"It worries me," Ma is going on, "they used to say it brought bad luck to take a baby out visiting before it was baptized."
"Oh Mother," Janice says; she is eager to show her mother the cleaned-up house and leads her upstairs, even though the only lights are some 40-watt neo-colonial wall sconces in which the previous owners had let many of the bulbs die.

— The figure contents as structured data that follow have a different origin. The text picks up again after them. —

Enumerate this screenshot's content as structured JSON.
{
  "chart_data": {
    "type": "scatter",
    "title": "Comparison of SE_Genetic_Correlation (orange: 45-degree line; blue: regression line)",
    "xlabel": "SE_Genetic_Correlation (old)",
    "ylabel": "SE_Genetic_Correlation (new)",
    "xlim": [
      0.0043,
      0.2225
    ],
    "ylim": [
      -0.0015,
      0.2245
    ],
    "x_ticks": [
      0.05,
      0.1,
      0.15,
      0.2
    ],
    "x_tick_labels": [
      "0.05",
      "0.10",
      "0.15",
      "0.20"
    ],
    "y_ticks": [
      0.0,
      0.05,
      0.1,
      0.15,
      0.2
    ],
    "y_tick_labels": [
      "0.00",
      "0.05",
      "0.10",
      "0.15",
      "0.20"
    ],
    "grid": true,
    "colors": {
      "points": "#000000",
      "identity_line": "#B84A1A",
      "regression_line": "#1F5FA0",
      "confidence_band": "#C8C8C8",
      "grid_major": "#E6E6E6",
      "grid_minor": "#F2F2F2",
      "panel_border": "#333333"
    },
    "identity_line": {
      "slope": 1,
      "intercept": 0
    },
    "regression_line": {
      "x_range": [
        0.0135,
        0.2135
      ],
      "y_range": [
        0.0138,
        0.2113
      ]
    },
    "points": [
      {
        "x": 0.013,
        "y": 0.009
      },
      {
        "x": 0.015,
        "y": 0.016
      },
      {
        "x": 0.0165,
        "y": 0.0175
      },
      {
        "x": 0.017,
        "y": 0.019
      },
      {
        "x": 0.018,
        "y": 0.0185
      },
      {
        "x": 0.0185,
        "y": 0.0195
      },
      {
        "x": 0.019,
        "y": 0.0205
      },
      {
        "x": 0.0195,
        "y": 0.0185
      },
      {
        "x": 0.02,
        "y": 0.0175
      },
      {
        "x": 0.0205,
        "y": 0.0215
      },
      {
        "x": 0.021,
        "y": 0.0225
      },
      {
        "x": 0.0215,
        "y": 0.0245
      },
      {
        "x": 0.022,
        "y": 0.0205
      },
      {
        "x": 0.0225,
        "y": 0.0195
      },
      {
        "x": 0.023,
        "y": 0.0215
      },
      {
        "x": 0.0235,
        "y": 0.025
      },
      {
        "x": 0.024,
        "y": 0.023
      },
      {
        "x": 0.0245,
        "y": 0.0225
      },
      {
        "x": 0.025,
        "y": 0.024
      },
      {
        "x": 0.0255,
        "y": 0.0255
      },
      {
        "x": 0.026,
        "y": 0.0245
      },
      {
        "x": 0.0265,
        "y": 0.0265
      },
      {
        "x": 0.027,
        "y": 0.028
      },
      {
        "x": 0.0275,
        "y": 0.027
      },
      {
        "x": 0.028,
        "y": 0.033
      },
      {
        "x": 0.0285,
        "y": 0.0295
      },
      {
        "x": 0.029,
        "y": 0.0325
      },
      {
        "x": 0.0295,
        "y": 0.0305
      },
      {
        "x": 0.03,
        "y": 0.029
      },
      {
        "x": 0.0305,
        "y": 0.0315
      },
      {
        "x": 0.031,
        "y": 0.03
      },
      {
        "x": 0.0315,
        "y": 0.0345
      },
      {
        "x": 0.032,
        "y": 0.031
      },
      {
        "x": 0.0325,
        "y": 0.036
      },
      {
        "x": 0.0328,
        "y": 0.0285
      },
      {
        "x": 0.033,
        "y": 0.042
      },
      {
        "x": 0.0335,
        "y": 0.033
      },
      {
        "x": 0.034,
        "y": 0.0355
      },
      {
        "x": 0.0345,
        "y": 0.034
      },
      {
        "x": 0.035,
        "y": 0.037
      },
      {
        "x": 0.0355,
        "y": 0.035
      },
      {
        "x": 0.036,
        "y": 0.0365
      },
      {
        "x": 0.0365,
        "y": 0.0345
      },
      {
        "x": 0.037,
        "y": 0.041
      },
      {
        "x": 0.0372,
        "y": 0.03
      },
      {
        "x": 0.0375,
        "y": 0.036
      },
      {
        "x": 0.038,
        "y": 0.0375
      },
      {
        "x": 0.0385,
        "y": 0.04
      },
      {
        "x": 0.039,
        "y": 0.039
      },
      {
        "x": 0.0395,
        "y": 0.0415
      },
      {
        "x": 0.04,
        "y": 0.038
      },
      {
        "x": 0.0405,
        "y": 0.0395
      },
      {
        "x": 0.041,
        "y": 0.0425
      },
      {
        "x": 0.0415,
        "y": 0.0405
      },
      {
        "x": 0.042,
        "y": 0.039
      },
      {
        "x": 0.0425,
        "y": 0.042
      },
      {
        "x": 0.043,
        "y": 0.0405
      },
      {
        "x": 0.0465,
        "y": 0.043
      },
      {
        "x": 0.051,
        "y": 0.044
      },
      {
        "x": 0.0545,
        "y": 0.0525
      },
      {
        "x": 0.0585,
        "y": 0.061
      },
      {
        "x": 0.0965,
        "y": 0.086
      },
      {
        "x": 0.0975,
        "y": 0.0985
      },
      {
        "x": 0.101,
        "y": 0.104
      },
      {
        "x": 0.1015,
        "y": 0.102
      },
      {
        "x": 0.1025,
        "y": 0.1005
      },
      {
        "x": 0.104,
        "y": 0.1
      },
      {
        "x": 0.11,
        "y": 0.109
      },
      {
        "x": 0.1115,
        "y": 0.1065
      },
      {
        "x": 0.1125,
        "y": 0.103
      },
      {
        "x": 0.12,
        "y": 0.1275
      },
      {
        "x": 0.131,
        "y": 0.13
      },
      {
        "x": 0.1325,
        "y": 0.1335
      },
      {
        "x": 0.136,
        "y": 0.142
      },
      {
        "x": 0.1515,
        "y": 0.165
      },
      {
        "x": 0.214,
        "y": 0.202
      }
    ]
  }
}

As Harry resettles himself in one of his silvery-pink wing chairs -in front of the game, he can hear the old lady clumping on her painful legs directly above his head, inspecting, searching out the room where she might some day have to come and stay. He assumes Pru is with them, but the footsteps mingling on the ceiling are not that many, and Teresa comes softly down the one step into his den and deposits into his lap what he has been waiting for. Oblong cocooned little visitor, the baby shows her profile blindly in the shuddering flashes of color jerking from the Sony, the tiny stitchless seam of the closed eyelid aslant, lips bubbled forward beneath the whorled nose as if in delicate disdain, she knows she's good. You can feel in the curve of the cranium she's feminine, that shows from the first day. Through all this she has pushed to be here, in his lap, his hands, a real presence hardly weighing anything but alive. Fortune's hostage, heart's desire, a granddaughter. His. Another nail in his coffin. His.